Ultimately if the performance bottleneck of your program ends up being your queueing library, hopefully you’ll have some real world example data to profile with, and you won’t have to take my best guess estimations.
Lock Free Ruby
The key to lock-free code is in atomic data structures, this is also the key in Ruby. Some operations like Queue#pop
are atomic, but others like:
value ||= 0
Are not. In Ruby this expression will be expanded to be:
value = value || 0
And we can have the same race condition we saw earlier with the count. The concurrent ruby gem has a number of thread safe data structures, some of them expose the ability to do a compare_and_set
for example:
require 'concurrent'
my_atomic = Concurrent::AtomicFixnum.new(0)
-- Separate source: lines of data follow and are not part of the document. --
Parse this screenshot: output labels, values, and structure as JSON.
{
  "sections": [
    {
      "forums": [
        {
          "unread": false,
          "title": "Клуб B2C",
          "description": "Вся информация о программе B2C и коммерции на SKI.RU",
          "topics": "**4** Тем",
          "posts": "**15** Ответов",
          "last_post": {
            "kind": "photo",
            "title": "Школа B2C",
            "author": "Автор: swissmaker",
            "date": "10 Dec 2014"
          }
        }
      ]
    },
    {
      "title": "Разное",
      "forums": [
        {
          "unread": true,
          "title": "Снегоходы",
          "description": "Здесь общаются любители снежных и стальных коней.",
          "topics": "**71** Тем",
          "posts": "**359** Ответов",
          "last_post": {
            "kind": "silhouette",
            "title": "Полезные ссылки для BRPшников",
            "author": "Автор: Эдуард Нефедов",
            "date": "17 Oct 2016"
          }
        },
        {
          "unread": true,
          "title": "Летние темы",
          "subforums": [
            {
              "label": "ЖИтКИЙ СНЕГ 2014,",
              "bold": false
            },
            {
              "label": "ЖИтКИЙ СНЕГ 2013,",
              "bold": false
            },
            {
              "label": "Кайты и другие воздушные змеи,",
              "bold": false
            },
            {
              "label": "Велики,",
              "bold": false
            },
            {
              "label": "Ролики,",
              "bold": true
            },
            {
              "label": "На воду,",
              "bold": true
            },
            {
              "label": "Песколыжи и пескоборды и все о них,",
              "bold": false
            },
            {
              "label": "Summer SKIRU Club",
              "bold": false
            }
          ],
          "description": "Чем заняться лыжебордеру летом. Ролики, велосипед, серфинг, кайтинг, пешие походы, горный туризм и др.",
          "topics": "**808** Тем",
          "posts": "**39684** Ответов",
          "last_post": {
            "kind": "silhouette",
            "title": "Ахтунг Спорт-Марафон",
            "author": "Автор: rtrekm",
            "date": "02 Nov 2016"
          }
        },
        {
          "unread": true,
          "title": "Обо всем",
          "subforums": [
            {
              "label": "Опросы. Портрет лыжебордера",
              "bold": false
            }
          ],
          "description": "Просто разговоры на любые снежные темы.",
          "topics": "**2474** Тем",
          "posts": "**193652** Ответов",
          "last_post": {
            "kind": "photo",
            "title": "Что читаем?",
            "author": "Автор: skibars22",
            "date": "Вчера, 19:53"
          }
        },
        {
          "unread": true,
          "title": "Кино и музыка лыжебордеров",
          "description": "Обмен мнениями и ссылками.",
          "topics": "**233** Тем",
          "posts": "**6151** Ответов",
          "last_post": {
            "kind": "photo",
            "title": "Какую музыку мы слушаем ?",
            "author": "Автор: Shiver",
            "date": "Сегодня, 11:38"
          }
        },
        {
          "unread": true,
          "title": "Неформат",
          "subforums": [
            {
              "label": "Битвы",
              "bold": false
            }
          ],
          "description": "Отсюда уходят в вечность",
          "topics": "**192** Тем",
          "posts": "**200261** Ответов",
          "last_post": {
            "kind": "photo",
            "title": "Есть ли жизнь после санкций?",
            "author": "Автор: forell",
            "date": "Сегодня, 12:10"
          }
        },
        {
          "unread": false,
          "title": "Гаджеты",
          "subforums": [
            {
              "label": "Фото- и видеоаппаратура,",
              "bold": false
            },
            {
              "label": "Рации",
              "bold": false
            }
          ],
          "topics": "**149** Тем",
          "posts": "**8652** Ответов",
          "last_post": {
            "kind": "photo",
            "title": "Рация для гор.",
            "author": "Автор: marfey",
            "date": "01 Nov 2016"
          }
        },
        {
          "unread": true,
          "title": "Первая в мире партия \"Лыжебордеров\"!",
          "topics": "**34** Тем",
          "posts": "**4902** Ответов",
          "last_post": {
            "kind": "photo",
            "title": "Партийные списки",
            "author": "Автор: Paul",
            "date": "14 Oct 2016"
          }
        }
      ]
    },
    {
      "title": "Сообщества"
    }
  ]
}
my_atomic.compare_and_set(0, 1)
# => true
puts my_atomic.value
# => 1
I will tell you a dirty secret though, which is this method is powered by a lock under the hood:
# https://github.com/ruby-concurrency/concurrent-ruby/blob/041c1d10df225e6d3295c428aebb719931754562/lib/concurrent/atomic/mutex_atomic_fixnum.rb#L42-L51
def compare_and_set(expect, update)
synchronize do
if @value == expect.to_i
@value = update.to_i
true
else
false
end
end
end
The benefit of this style of “lock free” code is that the lock isn’t exposed to the end consumer. Instead of having to pass around a value and a lock everywhere, you can instead pass only a value, that has a mutex associated with it. If you’re using this library with JRuby, actually get a lock free version of many of these methods. For the exact same top level code, you would get this implementation under the hood instead:
# https://github.com/headius/ruby-atomic/blob/63107c09afca85df9136050185fdb1968da13bc9/ext/org/jruby/ext/atomic/AtomicReferenceLibrary.java#L105-L115
@JRubyMethod(name = {"compare_and_set", "compare_and_swap"})
public IRubyObject compare_and_set(ThreadContext context, IRubyObject expectedValue, IRubyObject newValue) {
Ruby runtime = context.runtime;
if (expectedValue instanceof RubyNumeric) {
// numerics are not always idempotent in Ruby, so we need to do slower logic
return compareAndSetNumeric(context, expectedValue, newValue);
}
return runtime.newBoolean(UNSAFE.compareAndSwapObject(this, referenceOffset, expectedValue, newValue));
}
So by using the libraries in concurrent-ruby
, you’re guaranteeing that they’re threadsafe, and depending on the implementation and version you’re using you may actually get a lock-free implementation.
While it would be nice if there were more atomic primitives such as compare and swap we could use in Ruby, we’re able to get just about all the functionality we need via good ole-fashioned locks. If you find yourself in a patch of Ruby code where acquiring the mutex is the bottleneck, it might be time to drop down to the C interface.
That’s it for today on atomic function calls, and lockless data structures. If you’ve made it this far, thanks for reading the whole lock stock and barrel.